The cost of energy as a proportion of production costs in the Australian agriculture industry has significantly increased in the past five years. Businesses have been becoming more energy efficient for some time, however recent energy price rises have outstripped the sector’s ability to match prices with efficiency gains.
However, the horticulture industry has taken a front foot approach to dealing with energy costs.
AUSVEG VIC represents and protects the interests of all vegetable growers in Victoria and assists with their diverse concerns and interests on horticultural matters on farms. Australia’s horticulture industry covers 140 commodities including but not limited to fruits, vegetables, nuts, table and wine grapes, flowers, turf and nursery products.
“AUSVEG VIC understands the increasing costs on power to the horticulture industry is creating a lot of pressure for these businesses to be profitable and viable,” said Tom Cohen, State Manager of Victoria.
“In recent years, energy efficiency gains in agriculture have not been keeping up with those of other sectors such as construction and building.

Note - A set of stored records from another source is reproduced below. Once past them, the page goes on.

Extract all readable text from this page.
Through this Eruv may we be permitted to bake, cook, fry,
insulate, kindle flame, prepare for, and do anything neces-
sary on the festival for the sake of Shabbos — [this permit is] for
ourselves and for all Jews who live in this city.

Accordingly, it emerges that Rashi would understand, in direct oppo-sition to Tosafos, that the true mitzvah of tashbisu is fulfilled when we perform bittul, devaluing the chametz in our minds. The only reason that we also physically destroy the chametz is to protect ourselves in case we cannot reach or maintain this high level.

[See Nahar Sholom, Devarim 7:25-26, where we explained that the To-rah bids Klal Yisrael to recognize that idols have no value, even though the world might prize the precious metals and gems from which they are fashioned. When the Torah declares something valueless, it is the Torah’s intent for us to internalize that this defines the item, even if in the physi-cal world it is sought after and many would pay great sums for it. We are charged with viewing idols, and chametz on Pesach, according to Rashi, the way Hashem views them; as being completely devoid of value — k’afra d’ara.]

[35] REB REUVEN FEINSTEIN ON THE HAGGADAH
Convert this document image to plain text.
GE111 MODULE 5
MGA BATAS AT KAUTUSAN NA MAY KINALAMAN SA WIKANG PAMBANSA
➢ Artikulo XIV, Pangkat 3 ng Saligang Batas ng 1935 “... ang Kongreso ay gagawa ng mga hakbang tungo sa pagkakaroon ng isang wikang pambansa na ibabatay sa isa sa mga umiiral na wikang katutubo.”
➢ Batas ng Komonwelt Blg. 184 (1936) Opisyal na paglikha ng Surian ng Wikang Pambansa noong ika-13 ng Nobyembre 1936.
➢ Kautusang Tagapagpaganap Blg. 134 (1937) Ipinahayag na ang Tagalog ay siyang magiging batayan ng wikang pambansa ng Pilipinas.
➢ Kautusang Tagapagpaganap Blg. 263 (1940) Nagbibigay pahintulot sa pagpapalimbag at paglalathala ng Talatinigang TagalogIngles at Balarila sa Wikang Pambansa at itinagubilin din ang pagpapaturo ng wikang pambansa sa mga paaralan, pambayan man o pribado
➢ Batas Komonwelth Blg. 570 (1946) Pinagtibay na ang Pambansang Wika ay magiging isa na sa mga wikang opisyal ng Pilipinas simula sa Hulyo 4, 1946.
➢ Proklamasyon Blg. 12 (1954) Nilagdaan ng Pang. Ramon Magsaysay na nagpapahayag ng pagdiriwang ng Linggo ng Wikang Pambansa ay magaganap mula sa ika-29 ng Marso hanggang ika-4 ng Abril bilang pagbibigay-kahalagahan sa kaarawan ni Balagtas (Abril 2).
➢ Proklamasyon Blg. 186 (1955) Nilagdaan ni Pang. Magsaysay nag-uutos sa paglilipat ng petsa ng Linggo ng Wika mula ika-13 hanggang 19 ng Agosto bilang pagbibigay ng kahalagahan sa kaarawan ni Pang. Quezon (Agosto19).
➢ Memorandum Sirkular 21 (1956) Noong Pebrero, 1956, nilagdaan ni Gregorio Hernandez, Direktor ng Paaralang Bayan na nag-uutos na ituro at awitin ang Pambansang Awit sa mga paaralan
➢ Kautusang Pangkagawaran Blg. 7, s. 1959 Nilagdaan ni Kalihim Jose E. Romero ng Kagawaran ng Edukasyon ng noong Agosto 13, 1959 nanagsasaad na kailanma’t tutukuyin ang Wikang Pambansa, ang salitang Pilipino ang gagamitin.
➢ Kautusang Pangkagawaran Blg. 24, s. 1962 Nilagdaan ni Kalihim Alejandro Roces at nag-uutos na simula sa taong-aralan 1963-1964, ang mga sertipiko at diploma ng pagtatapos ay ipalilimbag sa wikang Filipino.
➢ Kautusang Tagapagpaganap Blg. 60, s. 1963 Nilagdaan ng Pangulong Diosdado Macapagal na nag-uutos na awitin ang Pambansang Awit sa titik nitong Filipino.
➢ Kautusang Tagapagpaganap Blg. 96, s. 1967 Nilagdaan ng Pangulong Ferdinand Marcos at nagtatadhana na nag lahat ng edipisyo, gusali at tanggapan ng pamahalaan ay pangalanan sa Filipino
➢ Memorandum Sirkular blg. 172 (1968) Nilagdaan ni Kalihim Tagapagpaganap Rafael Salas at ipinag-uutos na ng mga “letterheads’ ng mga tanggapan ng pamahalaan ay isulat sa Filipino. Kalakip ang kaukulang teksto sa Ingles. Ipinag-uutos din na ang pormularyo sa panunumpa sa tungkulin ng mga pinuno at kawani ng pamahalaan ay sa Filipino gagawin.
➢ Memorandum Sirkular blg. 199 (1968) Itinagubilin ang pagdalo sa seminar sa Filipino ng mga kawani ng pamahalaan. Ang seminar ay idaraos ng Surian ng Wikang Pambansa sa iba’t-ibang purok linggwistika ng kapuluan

“Energy efficiency is a must for horticultural production, and we are delighted to have the support of corporate partners such as Choice Energy who are able to provide a range of solutions to assist on reducing these cost burdens,” said Cohen.
Founded in 2013 by Christopher Dean and Alan Gill, Choice Energy services Australia nationally, and has established an enviable track record of helping commercial businesses to substantially reduce their bills through group buying and, where appropriate, switching to solar.
The company’s rapid growth was recognised when Choice Energy won the 2018 Smart Company Smart50 Award.
Choice Energy partnered with AUSVEG VIC to secure a collective energy procurement tender comprised of 10 farms across 17 sites and over $4,709,009 of total contract spend.
“This resulted in $1,239,207 in energy retail savings in comparison to previous contracted rates, an average saving of 26%,” said Dean.
“While wages, exchange rates and commodity prices are set by external factors, direct actions by farmers can help reduce energy expenses as a proportion of the overall agricultural budget.”
With the increasing cost of agricultural inputs, such as water and energy, increasing the efficiency of these inputs remains an important issue for the industry.
“The absence of reliable energy use data, the complex nature of tariff structures and network ad supply charges, and the differences in energy pricing and policy setting across Australian states have made it a very difficult market to navigate for those on agriculture,” said Dean.
“AUSVEG VIC is a compelling case that has led other businesses to get in touch and see how we can save money for their business.
“Initiatives which increase on-farm efficiency will be critical to ensuring the horticulture industry can not only become more productive and profitable, but also improve environmental outcomes,” said Dean.